Turkey Creek No. 3 — Groundbreaking for New Dam
Oklahoma Conservation Partnership breaks ground on first Stimulus-funded upstream flood control dam in the nation.
With the turn of a shovel and the clicking of camera the USDA Natural Resources Conservation Service (NRCS), Garfield County Conservation District, Turkey Creek Conservancy District and the Oklahoma Conservation Commission broke ground Sept. 9, 2009, on the first upstream flood control dam in the United States to be built with funds from the American Recovery and Reinvestment Act (ARRA), better known as the federal Stimulus plan. The dam will be the first of several new conservation projects throughout Oklahoma and the nation made possible by the passage of the stimulus act, said Trey Lam, president of the Oklahoma Association of Conservation Districts (OACD). The site of the new dam is near Enid in Garfield County, Okla.
“This new dam signifies the first step in what promises to be a huge investment in the conservation infrastructure of Oklahoma and the nation,” Lam said. “The dollars made available by the stimulus plan will help us not only build new upstream flood control structures like the one we broke ground on today, but they will also provide much needed assistance in repairing aging flood dams throughout Oklahoma and the nation and will provide funds for other conservation initiatives as well. This groundbreaking is a great way to kick off this new wave of investment in natural resource protection.”
Located west of the city of Enid, the new flood control dam, designated Turkey Creek No. 3, will reduce flooding on more than 500 acres of cropland, protect six county bridges and roads located below the structure and provide wildlife mitigation, all for the construction cost of $510,998. Awarded to the construction company of C. Watts and Son Inc., the construction project will be funded completely by federal dollars from the stimulus plan. The dam will be the second of 11 dams to be built in the 244,000-acre Turkey Creek watershed. When all dams are completed, the project will reduce flooding for the 6,000 residents in the eight small communities in the watershed.
“Without the stimulus funds we would have had a hard time getting this project on the ground,” Lam said. “We hope this kick start of funding will start a process that will continue until we get the entire watershed system finished.”
The NRCS in Oklahoma have received nearly $2 million in Stimulus funds to build new flood control dams.
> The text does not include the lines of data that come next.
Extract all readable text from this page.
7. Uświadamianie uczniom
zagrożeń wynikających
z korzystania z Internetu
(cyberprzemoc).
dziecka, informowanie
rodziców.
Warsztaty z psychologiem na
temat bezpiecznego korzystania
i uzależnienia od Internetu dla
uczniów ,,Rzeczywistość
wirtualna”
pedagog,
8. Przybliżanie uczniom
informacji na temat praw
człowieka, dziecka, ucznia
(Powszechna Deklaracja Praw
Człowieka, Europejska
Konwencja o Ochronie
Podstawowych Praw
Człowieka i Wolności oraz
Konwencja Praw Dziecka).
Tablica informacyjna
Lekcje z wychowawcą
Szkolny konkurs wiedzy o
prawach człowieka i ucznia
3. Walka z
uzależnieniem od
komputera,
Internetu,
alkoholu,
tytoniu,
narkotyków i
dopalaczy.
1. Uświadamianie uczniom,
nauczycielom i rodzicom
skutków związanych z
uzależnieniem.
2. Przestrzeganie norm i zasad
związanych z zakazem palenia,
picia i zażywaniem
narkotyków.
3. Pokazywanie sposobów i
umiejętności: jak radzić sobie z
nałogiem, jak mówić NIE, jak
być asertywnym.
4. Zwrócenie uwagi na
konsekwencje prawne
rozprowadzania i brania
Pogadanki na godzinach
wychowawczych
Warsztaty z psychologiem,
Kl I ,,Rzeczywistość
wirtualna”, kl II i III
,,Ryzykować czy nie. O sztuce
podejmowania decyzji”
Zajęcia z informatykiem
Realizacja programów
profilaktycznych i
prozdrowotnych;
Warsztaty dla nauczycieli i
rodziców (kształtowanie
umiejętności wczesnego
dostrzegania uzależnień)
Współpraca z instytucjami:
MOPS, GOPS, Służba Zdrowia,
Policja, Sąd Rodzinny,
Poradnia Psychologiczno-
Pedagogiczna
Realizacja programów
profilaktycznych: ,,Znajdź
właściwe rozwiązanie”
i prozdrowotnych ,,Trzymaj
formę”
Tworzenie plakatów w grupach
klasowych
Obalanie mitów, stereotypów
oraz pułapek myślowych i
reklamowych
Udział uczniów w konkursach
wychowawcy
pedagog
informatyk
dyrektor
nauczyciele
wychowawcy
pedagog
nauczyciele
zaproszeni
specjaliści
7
In addition, another $14 million in stimulus funds have been earmarked to the Oklahoma NRCS for flood control rehabilitation and repair. Two million dollars in stimulus funds have been received by the Oklahoma Conservation Commission for water quality work in the Illinois River Watershed, and another $100,000 has come to conservation districts in northwest Oklahoma for work on controlled burns. Additionally, $308,000 in stimulus funds have also been earmarked for carbon and methane credit work by OACD statewide. All of this adds up to a significant investment for conservation in Oklahoma according to Matt Gard, Chairman of the Oklahoma Conservation Commission.
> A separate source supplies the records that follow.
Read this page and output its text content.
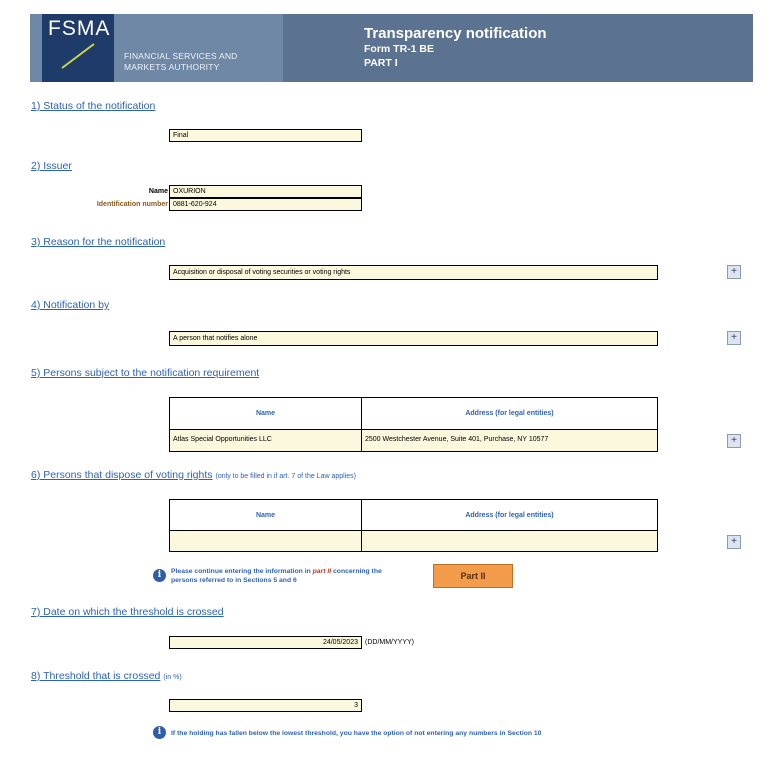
FSMA
FINANCIAL SERVICES AND
MARKETS AUTHORITY
Transparency notification
Form TR-1 BE
PART I
1) Status of the notification
Final
2) Issuer
Name OXURION
Identification number 0881-620-924
3) Reason for the notification
Acquisition or disposal of voting securities or voting rights	+
4) Notification by
A person that notifies alone	+
5) Persons subject to the notification requirement
Name	Address (for legal entities)
Atlas Special Opportunities LLC	2500 Westchester Avenue, Suite 401, Purchase, NY 10577	+
6) Persons that dispose of voting rights (only to be filled in if art. 7 of the Law applies)
Name	Address (for legal entities)
+
i	Please continue entering the information in part II concerning the
persons referred to in Sections 5 and 6	Part II
7) Date on which the threshold is crossed
24/05/2023	(DD/MM/YYYY)
8) Threshold that is crossed (in %)
3
i	If the holding has fallen below the lowest threshold, you have the option of not entering any numbers in Section 10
“We are excited about this investment in Oklahoma Conservation by the federal government,” Gard said. “It will provide new jobs for construction projects, new investment in the economy of rural Oklahoma and additional protection for our natural resources. This groundbreaking ceremony today signals the kickoff of what promises to be a new era in conservation work in Oklahoma and we are excited to be a part of it.”